Random_genesis

- Scientific worldbuilding

Constructing fictional places has always been one of the main goals in the general field of procedural generation.
However, in most cases, even the generation of entire worlds has just been a necessary step in the creation of some other product. The generation tends therefore to focus on a few aspects that are core to the final product, while many variables are left aside.

The idea is to try and create large territories, where many different variables are scientifcally taken into account: geology, geography, climate, ecology...
Possibly, through the application of some "Guns, Germs and Steel-like" mechanics it will be possible to simulate large scale interactions between humans and the environment, and among humans on a large scale.

"More noise" (Feb 2018)

>Previous Update


The map generation algorithm was refined iteratively, trying to obtain meaningful maps, while simultaneously trying to keep the generation time under control.
Both white noise and perlin noise layers are generated in linear time. On the other hand, the voronoi layer is quite time consuming, since it requires K steps to generate the seed, and KN steps to assign every point to the correct partition (it involves calculating a minimum distance between the point and K centroids). It could be optimised, but the asymptotic complexity cannot be decreased.
I am therefore keeping the number of voronoi layers limited to 1, and limiting the size K of the seed. Such layer is used as a starting point and influences the shape of landmasses.


Too low K values (K=60) produce maps with chunky landmasses and straight coastlines. The results are too geometric and simple, lacking both variation and resolution. (the map is 384x256)

Increasing K sixfold (K=360) results in sufficiently irregular lines and organic-looking landmasses. However, the map generation is exactly 6 times as long as before. Larger K values make the output converge towards pure perlin noise, since partitions become smaller and more regular in shape, like plain pixels.


180 partitions seem to be enough.
There is no relevant loss of resolution/variety, and the generation is faster (half of the time required with K=360).

This is the current implementation of the algorithm, in pseudo code.
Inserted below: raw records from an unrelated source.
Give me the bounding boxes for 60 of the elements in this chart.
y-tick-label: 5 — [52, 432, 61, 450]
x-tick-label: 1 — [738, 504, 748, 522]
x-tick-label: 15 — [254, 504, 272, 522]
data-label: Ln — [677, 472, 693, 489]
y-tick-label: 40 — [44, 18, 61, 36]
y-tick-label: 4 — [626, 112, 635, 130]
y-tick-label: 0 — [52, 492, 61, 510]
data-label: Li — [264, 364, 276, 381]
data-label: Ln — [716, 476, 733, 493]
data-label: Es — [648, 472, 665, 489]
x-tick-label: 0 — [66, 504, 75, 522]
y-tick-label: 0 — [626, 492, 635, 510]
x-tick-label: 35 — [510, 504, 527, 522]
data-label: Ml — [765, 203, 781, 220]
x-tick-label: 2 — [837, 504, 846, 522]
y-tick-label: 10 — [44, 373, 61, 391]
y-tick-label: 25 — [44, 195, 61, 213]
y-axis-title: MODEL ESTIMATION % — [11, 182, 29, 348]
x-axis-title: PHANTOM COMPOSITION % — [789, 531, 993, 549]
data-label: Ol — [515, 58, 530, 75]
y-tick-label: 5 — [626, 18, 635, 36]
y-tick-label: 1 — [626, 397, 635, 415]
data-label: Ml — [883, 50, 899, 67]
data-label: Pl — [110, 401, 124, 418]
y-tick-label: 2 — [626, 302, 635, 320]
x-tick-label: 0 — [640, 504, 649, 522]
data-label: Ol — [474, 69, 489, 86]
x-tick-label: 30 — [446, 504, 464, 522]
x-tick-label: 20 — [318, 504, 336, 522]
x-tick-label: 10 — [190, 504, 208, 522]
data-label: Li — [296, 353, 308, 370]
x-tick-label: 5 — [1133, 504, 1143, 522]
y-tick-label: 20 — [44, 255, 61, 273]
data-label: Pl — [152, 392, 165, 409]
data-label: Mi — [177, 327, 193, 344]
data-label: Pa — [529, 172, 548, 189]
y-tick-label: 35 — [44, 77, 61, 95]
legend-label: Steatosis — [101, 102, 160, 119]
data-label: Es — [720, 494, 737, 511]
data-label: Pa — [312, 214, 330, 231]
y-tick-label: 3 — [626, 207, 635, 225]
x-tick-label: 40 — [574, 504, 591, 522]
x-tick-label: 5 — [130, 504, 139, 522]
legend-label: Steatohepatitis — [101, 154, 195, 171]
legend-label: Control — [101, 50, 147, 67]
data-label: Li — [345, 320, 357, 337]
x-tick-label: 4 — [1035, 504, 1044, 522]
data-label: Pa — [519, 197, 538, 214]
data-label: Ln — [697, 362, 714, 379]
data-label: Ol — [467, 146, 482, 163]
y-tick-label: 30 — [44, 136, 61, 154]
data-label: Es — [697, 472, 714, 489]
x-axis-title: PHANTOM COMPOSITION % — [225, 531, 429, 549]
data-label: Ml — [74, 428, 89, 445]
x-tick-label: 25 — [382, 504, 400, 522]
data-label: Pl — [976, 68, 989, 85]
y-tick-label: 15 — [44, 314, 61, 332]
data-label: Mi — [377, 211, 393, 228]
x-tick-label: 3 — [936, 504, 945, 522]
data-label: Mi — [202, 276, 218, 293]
Stretching and smoothing fuctions are explained in the previous update.
Every layer has a weight value W, used in the weighted average that normalizes the final result. The normalisation is actually performed every time a new layer is added When "resolution" is specified it means that rather than giving a different value to each point, the layer assigns the same value to "squares" of NxN points.

1. create empty heightmap of zeroes
2. add a voronoi noise layer: 180 partitions, perlin sampling scale = 1.3, W = 16
3. add a perlin noise layer: sampling scale = 1.1, W=4
4. stretch the map by a factor of 1.5
5. smooth: radius=3, 6 passes
6. add a perlin noise layer: scale=1.1, resolution=4, W=4
7. add a white noise layer: resolution=8, W=2
8. stretch the map by a factor of 1.2
9. smooth: radius=2, 4 passes
10. add a white noise layer: resolution=2, W=1
11. add a white noise layer: resolution=1, W=1
12. selectively add a white noise layer with res=2, W=2, only to heights in [0.4,0.6]
13. smooth: radius=2, 1 pass
14. stretch by a factor of 1.2
15. selectively smooth with radius=2, 2 passes, only in [0.48,0.52]
16. smooth: radius 1, 1 pass.

In total 6 layers are generated and added.

The first two layers, voronoi + perlin, have together a weight of 20 on a total of 30. Their contribution is 2/3 of the final value. A strong smoothing (step n.5) is therefore necessary to make this heavy "base" less rough, before "thinner" layers are added.
Towards the end of the process, steps 12 and 15 adjust the noisiness of coastlines, only changing heights around sea level.

Below, one final result and a GIF of how the algorithm gets there. This is not finished, but it's acceptable as a base to start from. I might further change/improve/refine the algorithm later.